Un probabile limite alla terapia è rappresentato dal tempo di necessario perché la cocaina assunta si leghi ai suoi anticorpi. Per alcune vie di somministrazione, come quella endovenosa o inalatoria, è possibile che il lasso di tempo intercorrente fra l'assunzione della sostanza ed il suo arrivo al cervello sia troppo breve per consentire un'adeguata neutralizzazione dell'effetto. D'altra parte, lo stesso paziente potrebbe, come è stato dimostrato per gli oppiacei, superare la protezione anticorpale aumentando la dose di cocaina assunta; cioè la concentrazione della quota non legata agli anticorpi e quindi in grado di raggiungere il cervello (40).

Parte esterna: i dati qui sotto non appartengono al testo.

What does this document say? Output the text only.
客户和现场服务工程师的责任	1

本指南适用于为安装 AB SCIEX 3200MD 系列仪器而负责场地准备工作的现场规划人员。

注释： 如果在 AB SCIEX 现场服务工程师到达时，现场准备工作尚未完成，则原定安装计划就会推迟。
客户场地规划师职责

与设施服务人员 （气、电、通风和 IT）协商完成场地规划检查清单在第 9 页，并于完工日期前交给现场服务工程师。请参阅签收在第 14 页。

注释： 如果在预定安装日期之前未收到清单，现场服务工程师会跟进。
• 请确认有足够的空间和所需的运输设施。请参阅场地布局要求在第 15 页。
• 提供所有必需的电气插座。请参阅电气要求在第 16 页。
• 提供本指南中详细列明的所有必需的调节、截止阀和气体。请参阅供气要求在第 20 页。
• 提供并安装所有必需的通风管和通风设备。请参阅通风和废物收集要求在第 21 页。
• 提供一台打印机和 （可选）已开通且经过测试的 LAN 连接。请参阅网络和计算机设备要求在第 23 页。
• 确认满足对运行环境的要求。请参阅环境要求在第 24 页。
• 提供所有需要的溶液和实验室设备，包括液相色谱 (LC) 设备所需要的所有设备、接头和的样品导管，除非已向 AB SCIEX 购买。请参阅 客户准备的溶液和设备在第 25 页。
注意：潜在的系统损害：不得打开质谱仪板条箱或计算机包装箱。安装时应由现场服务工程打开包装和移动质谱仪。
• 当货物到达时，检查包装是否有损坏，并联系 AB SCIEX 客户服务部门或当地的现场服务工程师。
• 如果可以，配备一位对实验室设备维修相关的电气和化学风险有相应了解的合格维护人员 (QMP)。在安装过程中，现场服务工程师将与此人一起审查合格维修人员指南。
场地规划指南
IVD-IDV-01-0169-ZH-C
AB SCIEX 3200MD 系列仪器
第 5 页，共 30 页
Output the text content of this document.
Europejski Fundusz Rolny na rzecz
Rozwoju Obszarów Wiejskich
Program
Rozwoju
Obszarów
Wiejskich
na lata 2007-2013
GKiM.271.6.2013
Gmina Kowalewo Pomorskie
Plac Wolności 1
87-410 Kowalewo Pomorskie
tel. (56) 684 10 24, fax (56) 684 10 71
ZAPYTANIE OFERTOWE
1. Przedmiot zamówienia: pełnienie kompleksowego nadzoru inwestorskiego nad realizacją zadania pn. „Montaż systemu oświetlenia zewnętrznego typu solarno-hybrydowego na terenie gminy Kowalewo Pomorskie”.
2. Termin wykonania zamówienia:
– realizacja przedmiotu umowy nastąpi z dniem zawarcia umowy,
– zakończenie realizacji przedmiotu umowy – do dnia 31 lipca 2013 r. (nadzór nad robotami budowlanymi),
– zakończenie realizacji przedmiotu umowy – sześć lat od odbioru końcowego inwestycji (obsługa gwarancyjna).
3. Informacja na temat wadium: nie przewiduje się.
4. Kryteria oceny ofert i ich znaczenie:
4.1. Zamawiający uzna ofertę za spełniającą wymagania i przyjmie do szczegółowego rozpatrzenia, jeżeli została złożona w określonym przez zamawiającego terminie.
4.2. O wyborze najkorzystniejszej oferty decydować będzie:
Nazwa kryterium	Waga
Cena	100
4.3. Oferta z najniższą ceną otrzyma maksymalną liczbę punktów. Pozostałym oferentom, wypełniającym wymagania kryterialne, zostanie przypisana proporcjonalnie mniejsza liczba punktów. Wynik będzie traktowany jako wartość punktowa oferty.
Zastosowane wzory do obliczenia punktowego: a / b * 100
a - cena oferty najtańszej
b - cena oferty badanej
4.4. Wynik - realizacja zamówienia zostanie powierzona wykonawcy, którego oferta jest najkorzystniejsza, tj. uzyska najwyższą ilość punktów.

Un'alternativa farmacologica, potrebbe essere quella di agire direttamente sulla molecola della cocaina, facilitandone l'eliminazione dall'organismo. Questo effetto può essere ottenuto mediante la somministrazione di un enzima capace di accelerare il metabolismo della cocaina, riducendone quindi gli effetti.
La principale via metabolica per la cocaina nei primati è rappresentata dall'idrolisi, che da origine a due metaboliti: la benzoilecgonina e l'ecgonina-metil-estere. Gli enzimi più importanti che nell'uomo metabolizzano la cocaina sono due carbossilesterasi epatiche e la butirrilcolinesterasi.
Partendo da alcune osservazioni cliniche, è stata dimostrata una correlazione inversa tra la gravità dei sintomi acuti provocati dalla cocaina (ischemia e convulsioni) e l'attività' della butirrocolinesterasi plasmatica. L'aumento della butirrocolinesterasi nel plasma ha come conseguenza l'aumento dei metaboliti della cocaina, in particolare della ecgonina-metil-estere. Questo metabolita della cocaina sembra essere il meno attivo farmacologicamente e possedere addirittura un'azione vasodilatatoria. Si potrebbe quindi pensare al possibile uso della butirrocolinesterasi come trattamento dell'abuso e dipendenza da cocaina.
Dati i presupposti esistenti, la sostanza dovrebbe essere non solo priva di tossicità, ma addirittura protettiva nei confronti degli effetti tossici della cocaina, della quale potrebbe antagonizzare l'effetto vasocostrittore.
Nel trattamento d'emergenza la somministrazione endovenosa dell'enzima potrebbe ridurre la durata d'azione della cocaina. Nel trattamento cronico, la riduzione degli effetti gratificanti potrebbe contribuire all'estinzione del comportamento di ricerca e d'uso della sostanza stessa (41; 42; 43). A tal proposito di notevole interesse l'osservazione che l'attività esterasica a carico della cocaina può essere svolta da anticorpi monoclonali sviluppati verso l'intermedio tetraedico che si forma in corso della sua idrolisi (44). Gli studi sin'ora condotti hanno dimostrato che uno di tali anticorpi è in grado di proteggere per circa 48 ore il ratto dagli effetti letali acuti della cocaina (45).
Un'ulteriore possibilità futura nella terapia dell'abuso di cocaina, sembra essere offerta dal baclofen. Il baclofen, un agonista del recettore GABA B, sembra capace di inibire il rilascio dei neurotrasmettitori coinvolti nel comportamento d'abuso e dipendenza (dopamina, noradrenalina, serotonina e glutammato) (46, 47), e per queste caratteristiche può rappresentare una promettente risorsa farmacologica nella tossicodipendenza da cocaina. Gli studi sull'animale sono indicativi dell'efficacia del farmaco sul craving (48). Uno studio preliminare sull'uomo sembra confermare i risultati ottenuti sull'animale (48). Tuttavia, non è chiaro se l'effetto del farmaco sia da attribuire ad una specifica attività anti-craving o ad un effetto ansiolitico più generale (48; 49).